The Institute of Actuaries needs to fire these people
For the sake of their own reputation the Institute and Faculty of Actuaries really do need to fire the fools that came up with this report:
In just over five years Britain will have run out of oil, coal and gas, researchers have warned. A report by the Global Sustainability Institute said shortages would increase dependency on Norway, Qatar and Russia. There should be a "Europe-wide drive" towards wind, tidal, solar and other sources of renewable power, the institute's Prof Victor Anderson said.
The report itself is here and is over a year old. It's also the most monstrously steaming pile of horse puckey you're ever likely to come across. Piffling balderdash personified.

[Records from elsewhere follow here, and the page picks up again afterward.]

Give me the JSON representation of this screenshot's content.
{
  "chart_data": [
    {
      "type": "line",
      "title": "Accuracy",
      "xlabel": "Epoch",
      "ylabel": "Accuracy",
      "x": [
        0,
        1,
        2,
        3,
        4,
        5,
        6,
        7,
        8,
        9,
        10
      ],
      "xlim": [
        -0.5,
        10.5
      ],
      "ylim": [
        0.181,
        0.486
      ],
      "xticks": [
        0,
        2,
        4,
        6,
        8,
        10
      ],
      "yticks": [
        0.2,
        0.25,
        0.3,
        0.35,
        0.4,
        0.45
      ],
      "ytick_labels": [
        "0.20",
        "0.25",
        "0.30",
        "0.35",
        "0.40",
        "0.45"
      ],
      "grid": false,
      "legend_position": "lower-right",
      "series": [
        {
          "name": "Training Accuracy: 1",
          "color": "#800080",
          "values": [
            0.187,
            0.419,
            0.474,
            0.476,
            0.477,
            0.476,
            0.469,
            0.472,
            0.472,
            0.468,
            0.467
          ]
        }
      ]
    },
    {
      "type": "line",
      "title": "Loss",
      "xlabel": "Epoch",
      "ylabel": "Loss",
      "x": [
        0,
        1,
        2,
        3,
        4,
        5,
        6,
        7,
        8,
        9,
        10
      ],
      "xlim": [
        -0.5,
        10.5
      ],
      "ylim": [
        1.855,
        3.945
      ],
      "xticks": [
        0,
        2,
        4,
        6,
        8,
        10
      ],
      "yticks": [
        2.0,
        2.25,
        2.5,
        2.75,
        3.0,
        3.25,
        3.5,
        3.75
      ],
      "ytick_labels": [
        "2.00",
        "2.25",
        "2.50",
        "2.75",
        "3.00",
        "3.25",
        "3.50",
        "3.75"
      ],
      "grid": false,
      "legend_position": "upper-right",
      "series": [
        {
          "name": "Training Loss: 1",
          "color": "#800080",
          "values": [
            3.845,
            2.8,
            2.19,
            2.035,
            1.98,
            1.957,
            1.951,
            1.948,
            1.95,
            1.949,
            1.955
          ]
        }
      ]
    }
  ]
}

I, given my background, looked at the section on minerals and their potential supplies in the future. They're taking their evidence from places like The Oil Drum (a home for peak oil phantasists, not people who know anything about minerals) and this miserably pitiful excuse for an article in New Scientist, something that used to be a good magazine. Forgive me if I seem a little brash here but these people know nothing at all of the subject under discussion. They confuse mineral reserves with the amount of a mineral that is available to us: seemingly ignorant of the fact that "reserve" is an economic concept. Price changes and reserves do. Further, reserves are the working stock of currently extant mines: they bear no relationship whatsoever to the amount that is likely easily available (resources) nor to total availablility. They end up with some barkingly mad predictions as a result: aluminium is, I think, 8.5% or so of the crust of this planet yet they have it as being in very scarce supply. They think that gallium might run out when there's a thousand year supply just in the bauxite we already know we'll dig up for aluminium. They have phosphate rock and potash as being very scarce when resources of these two (recall, this is stuff we already know where it is, how to dig it up and we're likely to make a profit from doing so, we just haven't actually proven it yet) will last 1,500 and 13,000 years, not to mention that they make up 0.2% and 2.5% of the crust of the planet. We'll not run out before the heat death of the universe.
Lord alone knows who has paid these people or why but before they besmirch the reputation of the Institute of Actuaries any further it's my very strong recommendation that they fire them.
This report is nonsense of a kind that even Edward Lear would be ashamed of as it's not even funny.